No early relief to commuters as Ola, Uber drivers refuse to end strike in Chandigarh

Cab drivers have refused to budge, saying they want cab agencies to pay them adequate remuneration per kilometre

chandigarh Updated: Feb 05, 2020, 00:51 IST
HT Correspondent
HT Correspondent
Hindustan Times, Chandigarh

Despite attempts of the UT administration to give relaxation in the payment of entry tax to drivers of mobile app-based Uber and Ola taxi services, commuters cannot hope for early relief from paying higher taxi rates as these taxi drivers have refused to end their strike till aggregators, Ola and Uber, increased their remuneration.

Holding a meeting with two associations, representing 6,500 Ola and Uber drivers here on Tuesday, UT adviser Manoj Parida offered to give relaxation to drivers to pay the pending entry tax of the current fiscal year in the next one-and-a- half months. Parida said entry tax for first two quarters could be paid by February 15, while the remaining before March-end. He also offered to suspend the challaning drive till March 31. The UT charges entry tax at ₹1,000 per quarter from the vehicles not registered in the UT.

However, cab drivers refused to budge, saying they would not end the strike till managements of the cab agencies agreed to pay them adequate remuneration per km.

Harvinder Singh, president, Cab Operators’ Social Welfare Association, said: “We have nothing against the UT administration as they are cooperating with us. But, the app-based companies are cheating us all. We are paid not more than ₹10 per km whereas they charge a customer as high as ₹40 to 50 per km. Besides, they also want us to bear even the entry tax from our own pocket,” he said

He added, “We are ready to pay government taxes, but not our per km remuneration is increased. We want base remuneration per ride at ₹100 for up to 5 km and ₹15 per km for further ride. We also want basic remuneration of ₹2,000 for outstation ride.”
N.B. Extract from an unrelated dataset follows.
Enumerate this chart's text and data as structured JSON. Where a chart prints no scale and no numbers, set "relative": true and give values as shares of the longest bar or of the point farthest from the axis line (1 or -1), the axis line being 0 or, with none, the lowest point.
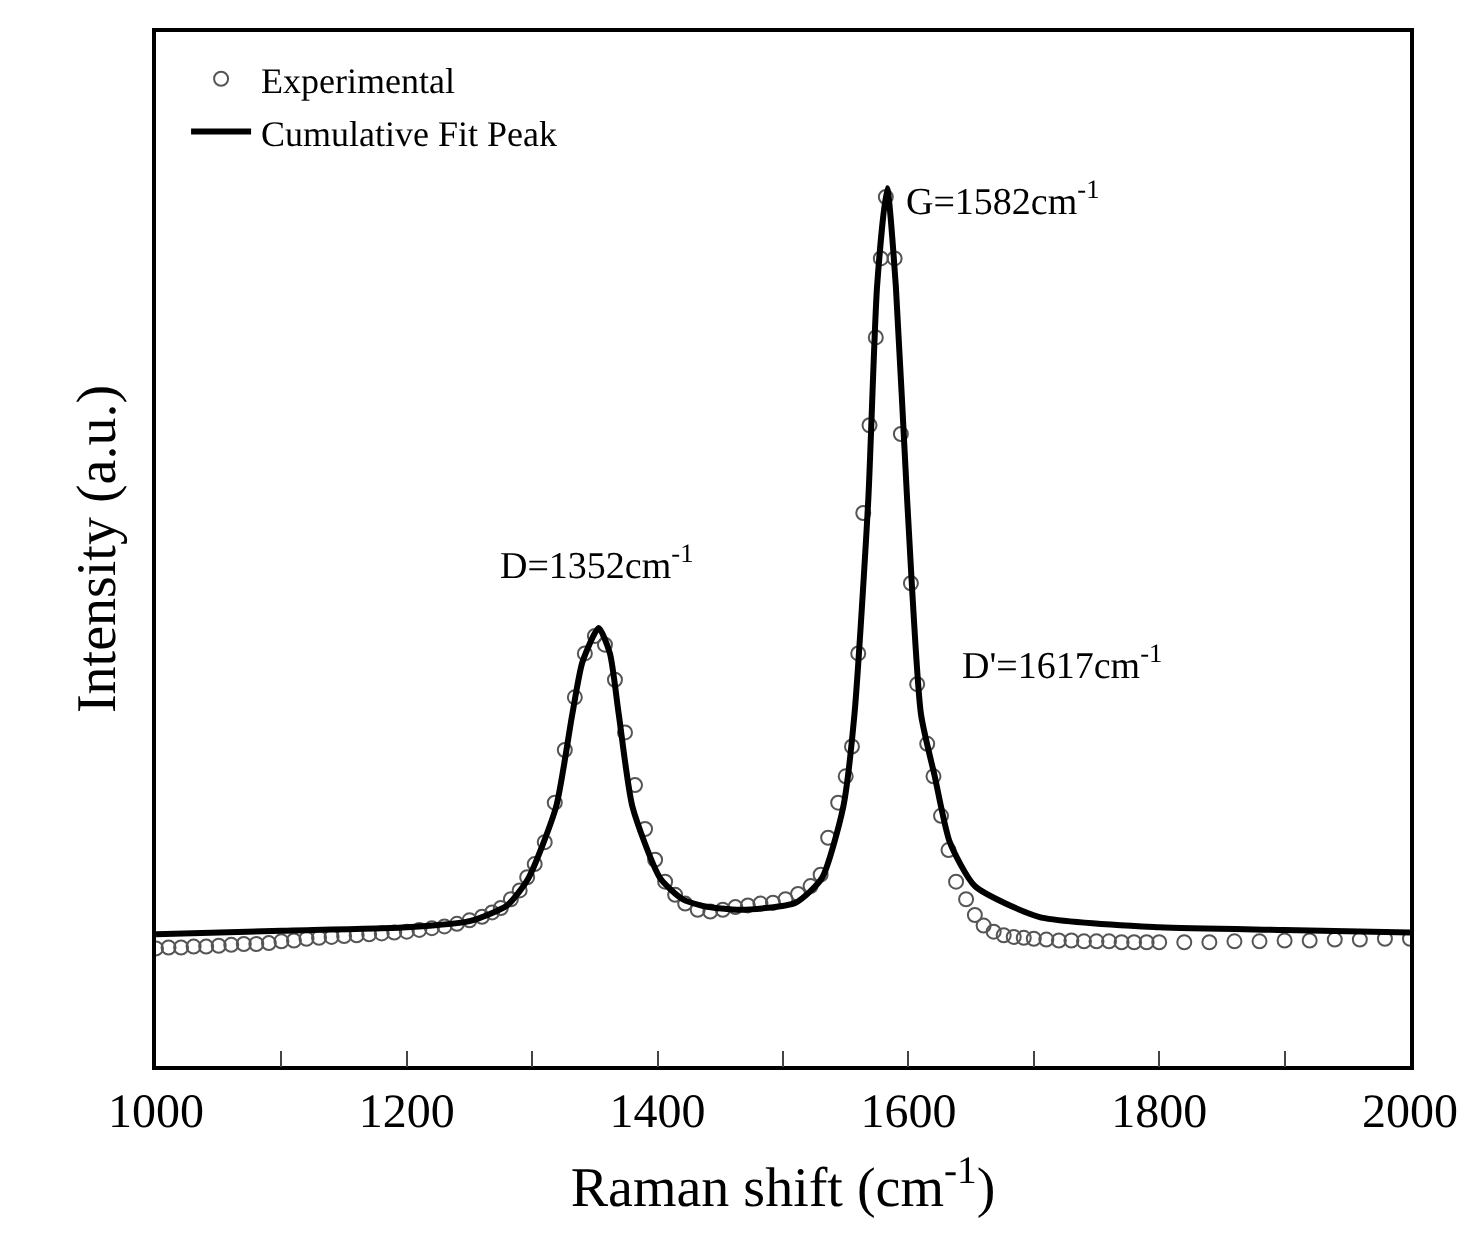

He said, “We have proof of how these app-based taxi service companies have been fleecing commuters, while paying them peanuts. This will not be tolerated. We request Punjab, Haryana and UT authorities to intervene to resolve the matter,” he added.


Meanwhile, the UT administration has said it could not do much in their internal issue, but ruled out the exemption of cab drivers from entry tax. UT transport secretary Yashpal Garg told HT that the UT had the lowest entry tax in the region. He said while Punjab charged ₹240 per day as entry tax, Haryana’s rate was ₹40 per day. On the other hand, the UT charges ₹11 per day. He said cab drivers had assured us that they would return to work after the UT allowed them to pay their pending dues in parts over the next 50 days.

According to a press release, the UT will hold a special drive from April 1 and penalise the defaulters for non-payment, if dues are not cleared before March 31.


Meanwhile, the taxi drivers’ protest at the Dussehra ground in Phase-8 of Mohali entered its sixth day on Tuesday. The protest has been causing harassed to commuters as they are being forced to pay higher charges for rides due to limited availability of vehicles.

A resident of Sector 80 in Mohali Dolly Mehendru complained that a taxi ride from her residence to Sector 44 cost her ₹230, more than double of the normal rate.